This is us. Sixteen years later.

PC: @garyschapman

My husband, seemingly drawn by its gravitational pull, slips unnoticed onto the bench. His hands hover lightly over the keys. From my vantage point behind the kitchen sink, dirty dish in hand, I catch a glimpse of his head, slightly bent in reverence. Or is it in prayer? Maybe defeat from the work day behind him?

Our eyes meet, a silent conversation in a glance. “Do you mind if I play?” he asks, his voice carrying a mixture of apology and need.

I hesitate, caught between craving silence as I tackle dinnertime and yearning to hear the melodies that speak of his inner world. The world that feels so far away from my own these days. My husband has a way of transforming tension into harmony through Chopin’s ballads as effortlessly as one might dissolve worries with a brisk run or a gripping novel.

The grand piano in all its majesty, waits for my reply.

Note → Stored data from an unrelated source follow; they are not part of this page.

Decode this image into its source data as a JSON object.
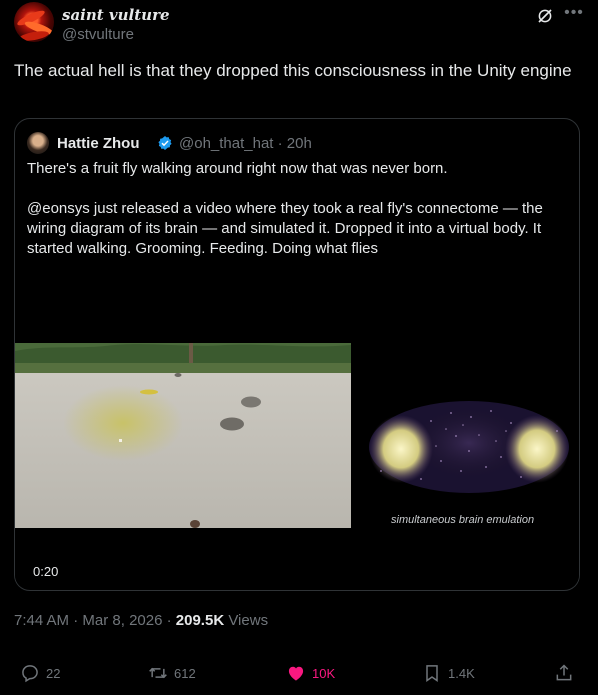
{
  "tweet": {
    "author": {
      "display_name": "saint vulture",
      "handle": "@stvulture"
    },
    "text": "The actual hell is that they dropped this consciousness in the Unity engine",
    "timestamp": "7:44 AM",
    "date": "Mar 8, 2026",
    "views_count": "209.5K",
    "views_label": "Views",
    "separator": "·"
  },
  "quoted": {
    "author": {
      "display_name": "Hattie Zhou",
      "handle_time": "@oh_that_hat · 20h"
    },
    "paragraphs": [
      "There's a fruit fly walking around right now that was never born.",
      "@eonsys just released a video where they took a real fly's connectome — the wiring diagram of its brain — and simulated it. Dropped it into a virtual body. It started walking. Grooming. Feeding. Doing what flies"
    ],
    "video": {
      "caption": "simultaneous brain emulation",
      "duration": "0:20"
    }
  },
  "actions": {
    "reply_count": "22",
    "retweet_count": "612",
    "like_count": "10K",
    "bookmark_count": "1.4K"
  },
  "colors": {
    "background": "#000000",
    "text": "#e7e9ea",
    "muted": "#71767b",
    "border": "#2f3336",
    "like": "#f91880",
    "verified": "#1d9bf0"
  },
  "icons": [
    "grok-icon",
    "more-icon",
    "verified-icon",
    "reply-icon",
    "retweet-icon",
    "like-icon",
    "bookmark-icon",
    "share-icon"
  ]
}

A flicker of indecision passes over me, yet I find myself nodding, “sure” through gritted teeth. Because despite my craving for quiet, the sound of him playing, the way the music fills our home, chasing away my own frustrations, is a daily reminder of the beauty we’ve built together around this very instrument.

I didn’t always feel this way.

The first purchase my husband made for our new home wasn’t beds or even a dining room table, he bought a piano, a grand piano, an original 1895 Steinway & Sons. I objected of course, and made excuses - the room is too small, the house not grand enough. In my narrow view of the family unit, I believed that a dining table was supposed to be the place we gathered each evening. Purchasing a piano meant saying no to a table. Those things which I believed were essential to our family, were not a priority for him.

How was I to know that a mere year down the road, this massive, 900-pound inanimate object would be the tie that bound us together as a family most evenings?

“Come play Mendelssohn with me,” my husband beckons to the piano, while my son escapes downstairs after his own piano lesson. I squeeze half my body onto the bench next to him and our shoulders kiss. My closest arm wraps around his back and holds his side while the other finds its position. After sixteen years of marriage, we find romance while glued together on a bench that only holds half a cheek. I take a deep breath and begin to count the rhythm in whispers aloud 1,2,3,4,5,6,1,2,3,4,5,6 as we begin our duet.